You'd think this post would go in the food portion but I'm going to be rebellious and stick it under life where I think it better fits.
I was thinking about this post this morning over a bowl of oatmeal that I was enjoying more than any person should enjoy a single bowl of warm breakfast. It was my first non-fruitarian breakfast in four days so I was really enjoying the warmth and heartiness of it. But it made me recall a key change in my morning routine that allowed me to enjoy such a simple moment.
I used to subscribe to a paper newspaper years ago that I would enjoy at breakfast. As technology allowed I switched to reading the news on an iPad every morning. I loved my routine (ask my wife, I'm seriously routined in the morning) and was often annoyed when it was interrupted. If a member of my family tried engaging me in conversation I'd be irritated at the distraction. If the paper or digital reading was interrupted by email, work calls or poor news content I'd be starting my day off poorly.
Then one day I realized I never sat in presence with my food. What I mean by that is I hardly stopped to enjoy the mouthfuls, the taste and the pleasure of the ritual of eating. The food was an excuse to sit and get caught up on news that was a distraction at best and bad news at worst. Not only was I ignoring my family and home, I was trivializing being present with the food that was meant to nourish the beginning of each day.

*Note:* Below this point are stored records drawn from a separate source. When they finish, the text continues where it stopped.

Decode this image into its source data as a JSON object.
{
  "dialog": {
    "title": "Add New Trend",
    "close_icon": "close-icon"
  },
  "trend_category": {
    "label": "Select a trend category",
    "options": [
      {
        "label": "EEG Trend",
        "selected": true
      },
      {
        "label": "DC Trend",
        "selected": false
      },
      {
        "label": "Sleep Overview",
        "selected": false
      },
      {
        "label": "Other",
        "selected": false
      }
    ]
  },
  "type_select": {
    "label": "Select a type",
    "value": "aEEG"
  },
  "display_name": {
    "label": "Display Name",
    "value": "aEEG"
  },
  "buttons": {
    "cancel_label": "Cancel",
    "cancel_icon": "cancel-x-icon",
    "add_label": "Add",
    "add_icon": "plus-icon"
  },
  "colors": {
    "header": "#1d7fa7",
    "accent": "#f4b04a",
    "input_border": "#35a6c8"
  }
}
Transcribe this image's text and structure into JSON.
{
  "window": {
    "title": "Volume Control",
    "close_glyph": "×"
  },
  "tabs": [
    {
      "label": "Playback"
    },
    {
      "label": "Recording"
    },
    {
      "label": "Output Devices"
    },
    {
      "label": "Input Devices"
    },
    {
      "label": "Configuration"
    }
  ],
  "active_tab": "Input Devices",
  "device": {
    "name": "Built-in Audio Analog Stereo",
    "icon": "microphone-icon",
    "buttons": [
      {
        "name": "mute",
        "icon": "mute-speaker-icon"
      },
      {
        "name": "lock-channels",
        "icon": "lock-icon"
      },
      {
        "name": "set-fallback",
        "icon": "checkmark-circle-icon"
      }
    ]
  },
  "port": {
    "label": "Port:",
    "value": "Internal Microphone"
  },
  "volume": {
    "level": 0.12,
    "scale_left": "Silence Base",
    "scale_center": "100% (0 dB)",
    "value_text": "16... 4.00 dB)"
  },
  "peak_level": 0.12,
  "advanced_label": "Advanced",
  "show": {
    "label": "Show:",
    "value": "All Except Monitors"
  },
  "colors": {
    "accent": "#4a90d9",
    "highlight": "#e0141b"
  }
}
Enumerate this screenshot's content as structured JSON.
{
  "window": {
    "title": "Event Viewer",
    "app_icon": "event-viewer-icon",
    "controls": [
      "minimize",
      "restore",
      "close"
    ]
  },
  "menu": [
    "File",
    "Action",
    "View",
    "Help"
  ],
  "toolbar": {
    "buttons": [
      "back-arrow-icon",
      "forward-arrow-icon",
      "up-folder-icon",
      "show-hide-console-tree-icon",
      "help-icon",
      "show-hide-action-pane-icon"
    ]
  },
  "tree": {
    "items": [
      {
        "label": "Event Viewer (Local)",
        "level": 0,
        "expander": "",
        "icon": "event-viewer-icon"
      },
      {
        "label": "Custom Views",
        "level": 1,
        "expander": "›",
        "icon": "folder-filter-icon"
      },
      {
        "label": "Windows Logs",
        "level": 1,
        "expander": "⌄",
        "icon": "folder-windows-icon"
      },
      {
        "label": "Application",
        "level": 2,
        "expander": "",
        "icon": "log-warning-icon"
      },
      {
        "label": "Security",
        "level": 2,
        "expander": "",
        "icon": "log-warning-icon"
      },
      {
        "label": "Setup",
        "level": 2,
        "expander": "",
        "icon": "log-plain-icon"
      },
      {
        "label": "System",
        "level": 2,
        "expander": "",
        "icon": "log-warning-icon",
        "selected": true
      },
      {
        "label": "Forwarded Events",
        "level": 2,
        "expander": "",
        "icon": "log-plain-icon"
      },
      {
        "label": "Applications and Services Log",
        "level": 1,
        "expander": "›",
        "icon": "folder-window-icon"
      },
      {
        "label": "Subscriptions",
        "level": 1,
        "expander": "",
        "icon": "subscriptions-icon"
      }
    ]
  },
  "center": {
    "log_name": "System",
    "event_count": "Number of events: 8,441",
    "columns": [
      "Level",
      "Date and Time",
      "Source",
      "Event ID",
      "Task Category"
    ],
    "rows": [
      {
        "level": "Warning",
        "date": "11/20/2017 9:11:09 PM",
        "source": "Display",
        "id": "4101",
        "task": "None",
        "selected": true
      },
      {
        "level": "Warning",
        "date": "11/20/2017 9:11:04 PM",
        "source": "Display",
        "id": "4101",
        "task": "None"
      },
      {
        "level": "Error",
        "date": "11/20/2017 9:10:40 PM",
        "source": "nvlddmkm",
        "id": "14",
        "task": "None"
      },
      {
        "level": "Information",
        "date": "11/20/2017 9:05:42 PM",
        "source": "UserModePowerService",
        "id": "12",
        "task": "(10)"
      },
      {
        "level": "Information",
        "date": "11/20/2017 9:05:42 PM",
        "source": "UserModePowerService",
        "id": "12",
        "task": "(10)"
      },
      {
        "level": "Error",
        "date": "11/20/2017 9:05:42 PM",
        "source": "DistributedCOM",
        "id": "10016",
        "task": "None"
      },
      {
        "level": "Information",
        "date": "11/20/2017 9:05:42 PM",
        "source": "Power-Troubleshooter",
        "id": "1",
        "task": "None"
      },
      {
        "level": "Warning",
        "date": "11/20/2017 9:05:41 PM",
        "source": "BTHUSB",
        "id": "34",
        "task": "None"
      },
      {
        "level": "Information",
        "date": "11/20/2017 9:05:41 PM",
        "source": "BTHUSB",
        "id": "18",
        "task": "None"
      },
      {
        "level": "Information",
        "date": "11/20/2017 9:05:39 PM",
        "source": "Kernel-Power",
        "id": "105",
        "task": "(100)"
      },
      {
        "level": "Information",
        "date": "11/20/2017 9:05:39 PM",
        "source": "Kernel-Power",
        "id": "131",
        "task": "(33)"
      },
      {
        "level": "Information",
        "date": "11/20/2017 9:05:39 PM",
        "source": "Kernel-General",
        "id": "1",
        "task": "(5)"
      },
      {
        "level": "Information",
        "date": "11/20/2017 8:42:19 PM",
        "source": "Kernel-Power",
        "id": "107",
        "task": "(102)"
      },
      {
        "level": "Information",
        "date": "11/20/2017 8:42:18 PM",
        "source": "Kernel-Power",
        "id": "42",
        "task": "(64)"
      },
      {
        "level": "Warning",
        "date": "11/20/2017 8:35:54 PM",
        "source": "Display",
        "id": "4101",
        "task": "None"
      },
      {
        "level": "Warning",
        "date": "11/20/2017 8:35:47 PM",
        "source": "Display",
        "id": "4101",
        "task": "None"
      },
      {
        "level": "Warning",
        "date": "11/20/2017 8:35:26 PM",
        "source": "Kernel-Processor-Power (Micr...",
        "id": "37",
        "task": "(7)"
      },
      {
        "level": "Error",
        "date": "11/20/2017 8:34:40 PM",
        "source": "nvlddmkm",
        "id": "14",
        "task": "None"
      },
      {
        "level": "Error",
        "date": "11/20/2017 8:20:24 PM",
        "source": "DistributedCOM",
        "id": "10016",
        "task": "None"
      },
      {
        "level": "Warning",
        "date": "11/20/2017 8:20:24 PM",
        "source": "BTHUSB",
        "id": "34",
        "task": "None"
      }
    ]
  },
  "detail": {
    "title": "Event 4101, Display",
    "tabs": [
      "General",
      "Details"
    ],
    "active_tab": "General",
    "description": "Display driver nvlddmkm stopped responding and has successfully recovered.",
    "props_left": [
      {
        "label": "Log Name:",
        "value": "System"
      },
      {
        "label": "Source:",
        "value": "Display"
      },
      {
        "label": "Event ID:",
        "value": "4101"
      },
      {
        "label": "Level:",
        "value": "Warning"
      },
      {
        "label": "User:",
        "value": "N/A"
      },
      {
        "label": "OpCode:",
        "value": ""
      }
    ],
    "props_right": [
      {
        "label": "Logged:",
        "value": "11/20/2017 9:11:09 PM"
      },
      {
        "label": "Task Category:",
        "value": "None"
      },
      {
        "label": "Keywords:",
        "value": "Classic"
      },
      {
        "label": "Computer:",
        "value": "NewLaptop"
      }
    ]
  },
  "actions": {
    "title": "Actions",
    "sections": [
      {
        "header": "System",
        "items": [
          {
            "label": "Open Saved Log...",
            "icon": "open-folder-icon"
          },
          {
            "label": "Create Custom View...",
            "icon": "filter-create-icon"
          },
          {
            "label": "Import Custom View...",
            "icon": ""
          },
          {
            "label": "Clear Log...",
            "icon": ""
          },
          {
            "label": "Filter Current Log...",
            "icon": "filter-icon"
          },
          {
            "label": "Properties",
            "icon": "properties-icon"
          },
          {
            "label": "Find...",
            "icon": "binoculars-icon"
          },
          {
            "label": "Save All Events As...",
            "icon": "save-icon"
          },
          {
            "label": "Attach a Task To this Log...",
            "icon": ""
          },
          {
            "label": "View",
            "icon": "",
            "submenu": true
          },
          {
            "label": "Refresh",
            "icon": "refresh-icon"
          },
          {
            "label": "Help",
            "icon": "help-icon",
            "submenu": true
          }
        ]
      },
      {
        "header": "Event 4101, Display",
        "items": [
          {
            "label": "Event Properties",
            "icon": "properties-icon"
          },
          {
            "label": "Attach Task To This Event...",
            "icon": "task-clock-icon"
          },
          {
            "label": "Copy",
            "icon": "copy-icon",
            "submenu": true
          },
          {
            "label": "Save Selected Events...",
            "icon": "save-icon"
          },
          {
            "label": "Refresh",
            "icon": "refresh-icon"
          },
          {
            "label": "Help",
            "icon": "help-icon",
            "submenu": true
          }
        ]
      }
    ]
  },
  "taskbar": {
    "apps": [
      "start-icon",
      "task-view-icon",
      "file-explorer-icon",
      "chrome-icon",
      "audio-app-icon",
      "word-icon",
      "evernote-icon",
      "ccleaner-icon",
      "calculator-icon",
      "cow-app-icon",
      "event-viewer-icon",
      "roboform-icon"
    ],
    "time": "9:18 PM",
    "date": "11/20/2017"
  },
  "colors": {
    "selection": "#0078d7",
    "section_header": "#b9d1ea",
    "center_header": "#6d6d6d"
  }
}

And so several months ago I stopped reading while I ate breakfast. I sat quietly after preparing my food and ate. Noticing the taste, warmth and feeling of my food. How it smelled and made me feel. When I was full and when I felt I needed more.
Even when interrupted by family members it no longer became an irritating distraction, but curiously I found myself not being approached as often with demands for my attention. I found the morning became more relaxed and had better flow.
Yes I still catch up on social media and news each morning. That's a habit I'll deal with at another time but the simple act of sitting with my breakfast each morning has been a remarkably positive change to how I start my day. It's all part of the path to being more present in life and one I hope to translate to the other meals in my day that tend to be more social and eaten with others. This time being more present with the people I'm with and slowing down the eating experience.
Appreciating your meals each day and how they make you feel would seem to me to be a great way to make the connection from food to well being. As a bonus it's also a way to avoid distracted eating which tends to result in overeating. When was the last time you could give an intimate description of how a meal tasted and made you feel?